Once enclosed within the sphere of the Quran, the sort of exercise that begins to take shape is purely relational; it becomes a matter of understanding the relation between concepts. In fact, we obtain concepts from the relations between concepts, much like a word or a verse is formed from the constituency of words and phrases—they are not simply given to us. If given, they are given in the context of some relation. All ambiguity is an ambiguity of relation; for when it happens that we don’t know what a certain word means, what you’re really saying is, "I don’t know the context of the word; I don’t have, in the Kantian phrase, ‘the conditions for its possibility.’


"For I see that the word, though ambiguous, is still a system of words, of letters strung together in a certain way; these letters are not nothing, not things that are meaningless outside the construct of the word or sentence. They are the same thing which the mathematician or logician calls quantifiers, operators, variables; they are atomic propositions endowed with laws and rules, i.e., ways in which they can be combined and ways in which they can’t.


They convey operations covering various orders of logic, placeholders for principles that one would call metaphysical, placeholders for universals, for particulars, different forms of the copula. In fact, even as we descend into this fine system of pattern symbolics (as Whorf would call them) and study those fine, call them, computations, we find that the Quran accounts for them just as rigorously, and it’s as important for the studious reader to understand them as closely as any word or sentence or phrase.

"Or a little more—and recite the Quran ˹properly˺ in a measured way.
"أَوْ زِدْ عَلَيْهِ وَرَتِّلِ ٱلْقُرْءَانَ تَرْتِيلًا (Quran 73:4)

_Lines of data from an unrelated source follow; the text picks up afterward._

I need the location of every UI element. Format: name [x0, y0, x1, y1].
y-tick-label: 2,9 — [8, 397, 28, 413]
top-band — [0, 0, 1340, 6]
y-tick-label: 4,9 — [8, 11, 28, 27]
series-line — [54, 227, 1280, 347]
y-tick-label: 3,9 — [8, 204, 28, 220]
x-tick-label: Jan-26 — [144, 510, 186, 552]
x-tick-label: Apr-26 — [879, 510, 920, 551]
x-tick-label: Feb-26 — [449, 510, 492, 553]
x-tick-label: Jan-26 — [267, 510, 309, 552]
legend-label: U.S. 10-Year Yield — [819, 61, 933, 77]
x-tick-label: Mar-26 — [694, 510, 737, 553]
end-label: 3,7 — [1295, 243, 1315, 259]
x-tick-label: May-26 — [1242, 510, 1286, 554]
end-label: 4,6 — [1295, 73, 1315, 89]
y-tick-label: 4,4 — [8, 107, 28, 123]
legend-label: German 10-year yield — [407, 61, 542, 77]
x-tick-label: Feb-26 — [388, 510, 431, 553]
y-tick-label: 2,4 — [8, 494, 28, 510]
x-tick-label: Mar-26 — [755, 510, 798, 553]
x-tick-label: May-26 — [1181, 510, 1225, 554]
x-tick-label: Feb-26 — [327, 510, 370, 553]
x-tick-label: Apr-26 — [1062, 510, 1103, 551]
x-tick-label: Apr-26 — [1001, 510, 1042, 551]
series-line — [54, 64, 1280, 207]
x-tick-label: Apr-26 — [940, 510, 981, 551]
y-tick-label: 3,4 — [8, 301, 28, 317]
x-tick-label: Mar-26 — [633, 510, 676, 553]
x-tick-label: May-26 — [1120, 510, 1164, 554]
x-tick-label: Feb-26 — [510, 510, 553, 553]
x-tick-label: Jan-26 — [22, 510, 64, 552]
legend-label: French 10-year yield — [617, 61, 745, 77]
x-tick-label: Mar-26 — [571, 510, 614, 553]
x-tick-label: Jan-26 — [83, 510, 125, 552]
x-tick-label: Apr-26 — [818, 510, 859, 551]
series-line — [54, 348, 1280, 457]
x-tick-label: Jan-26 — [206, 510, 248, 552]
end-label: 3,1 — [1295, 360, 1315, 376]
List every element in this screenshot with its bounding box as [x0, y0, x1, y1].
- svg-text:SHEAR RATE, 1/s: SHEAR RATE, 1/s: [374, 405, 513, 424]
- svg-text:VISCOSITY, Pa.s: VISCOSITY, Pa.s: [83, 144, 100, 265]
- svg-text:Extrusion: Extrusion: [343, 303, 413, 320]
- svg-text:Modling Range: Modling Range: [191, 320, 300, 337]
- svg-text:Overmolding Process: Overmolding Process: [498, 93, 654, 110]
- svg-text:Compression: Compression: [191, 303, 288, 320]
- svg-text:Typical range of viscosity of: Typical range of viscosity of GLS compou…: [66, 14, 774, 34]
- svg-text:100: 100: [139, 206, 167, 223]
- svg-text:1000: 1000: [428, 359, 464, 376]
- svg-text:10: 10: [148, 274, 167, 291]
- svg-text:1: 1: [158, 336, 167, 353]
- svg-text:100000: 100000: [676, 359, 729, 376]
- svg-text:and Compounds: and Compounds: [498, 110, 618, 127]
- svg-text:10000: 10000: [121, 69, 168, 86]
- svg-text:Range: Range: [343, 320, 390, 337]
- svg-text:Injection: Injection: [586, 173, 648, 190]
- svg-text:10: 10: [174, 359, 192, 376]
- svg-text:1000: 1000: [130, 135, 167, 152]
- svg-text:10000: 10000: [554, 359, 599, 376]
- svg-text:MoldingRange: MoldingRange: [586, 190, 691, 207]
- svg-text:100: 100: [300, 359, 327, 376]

This condition points to a larger constellation in whose terms alone an ambiguous word is to be understood. The assimilation process thus varies in this way: from the ambiguity of the part, we proceed to the whole that subsumes and gives the part its meaning. We do this simply by understanding every context in which the designated word is mentioned. It’s strange how the word begins to hatch and its meaning slowly ‘emerges’ when opposed to every instance of its use, for as in Einstein’s theory of relativity, the uniformity of the speed of light is gleaned from the relativity of reference frames, the different perspectives from which judgment is cast. Strangely enough, the same methodology applies here, a model whose philological equivalent is found in the Kantian maxim (A111/B147, above); this is the trick that, once grasped, assures us as to the complete and ‘self-contained’ nature of the Quran.